И с того момента я заболел думами о блаженном старце. Он воистину был чистым, святым, потому что возле праха его и раньше работалось очень хорошо, и на душе было светло, а тут образ Фёдора Кузьмича захватил все мои мысли. Что же должен был пережить, что увидеть и познать император, победивший самого Наполеона, покоривший Европу, чтоб вдруг отказаться от власти, славы и обрести иную жизнь, перейти в некое непознанное состояние странствующего ясновидящего старца? Что это?
Знание того, что в стране зреет заговор декабристов, предательство дворянской братии? Или исполнение обета?
Своеобразное искупление смертного греха — отца-то своего Павла убил, и если не собственноручно табакеркой ударил, то с его ведома или вовсе по наущению сгубили родителя, что ещё хуже. А если жизнь его — повиновение року? И как на престол взошёл, и в каком образе умер? Почему плакал брат его, Николай, после встречи? Что сказал ему «воскресший» государь? Что напророчил? Не судьбу ли империи?
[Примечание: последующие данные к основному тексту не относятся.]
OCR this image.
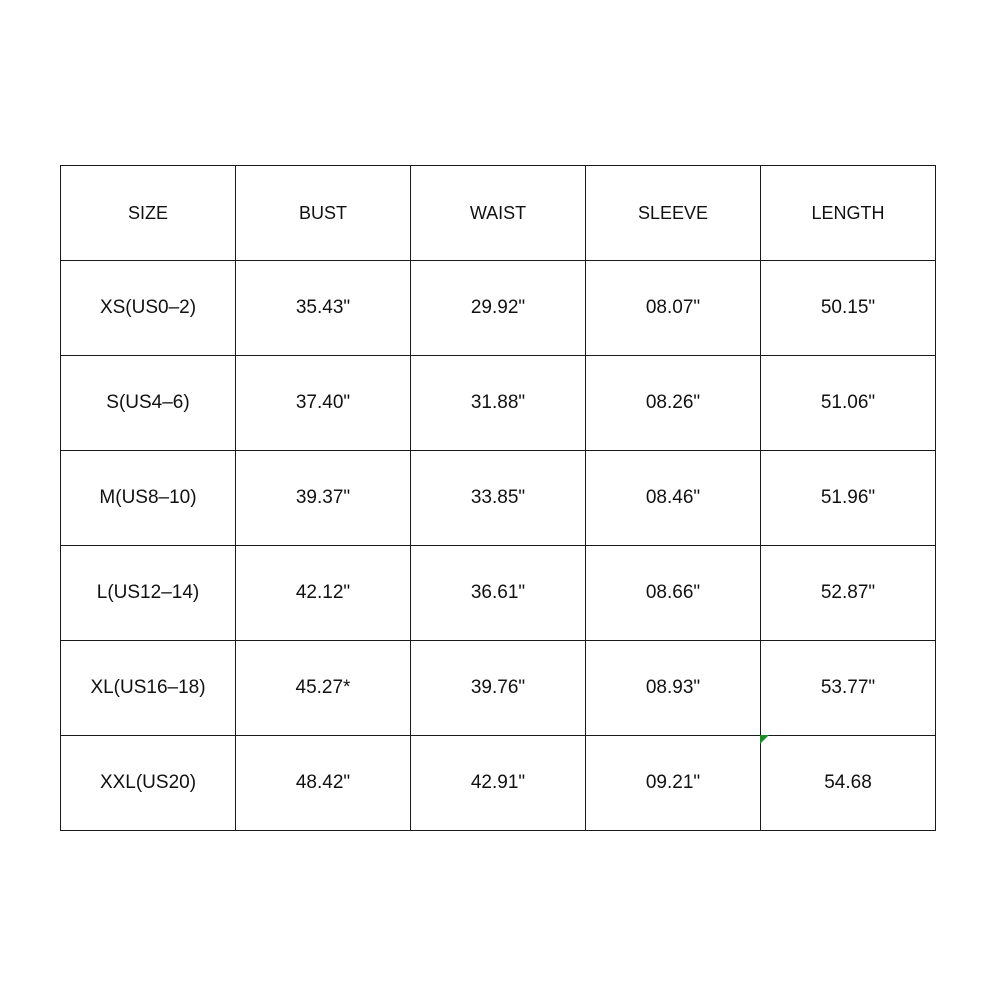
SIZE	BUST	WAIST	SLEEVE	LENGTH
XS(US0–2)	35.43"	29.92"	08.07"	50.15"
S(US4–6)	37.40"	31.88"	08.26"	51.06"
M(US8–10)	39.37"	33.85"	08.46"	51.96"
L(US12–14)	42.12"	36.61"	08.66"	52.87"
XL(US16–18)	45.27*	39.76"	08.93"	53.77"
XXL(US20)	48.42"	42.91"	09.21"	54.68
Мысль написать роман об Александре I, точнее, о его иной жизни, возникла спонтанно — сама судьба подводила, носом тыкала, вот он же, его прах, перед тобой!
И это ли не рок?
Ещё не опомнившись от «Горы Солнца» и никуда её не определив, я кинулся в университетскую научную библиотеку и выбрался оттуда через полтора месяца окончательно зачумлённый. Вопросов появилось ещё больше. Но многие ответы я уже «видел» в будущем романе. Например, уже мог объяснить непонятные действия Александра I к концу царствования, его попечительскую заботу о духоборах, которых гоняли и казнили все государи, а будущий блаженный старец вдруг даёт им земли в Крыму на Молочных Водах и ездит к ним в гости. Православный государь благоволит к сектантам, восславляющим хлеб и соль и имеющим весьма слабое отношение к христианству. Божий помазанник вступает в некие отношения с теми самыми духоборами, которые рубят иконы, разрушают храмы (не в прямом смысле), и которых потом ещё один радетель, Лев Толстой, вывез в Канаду.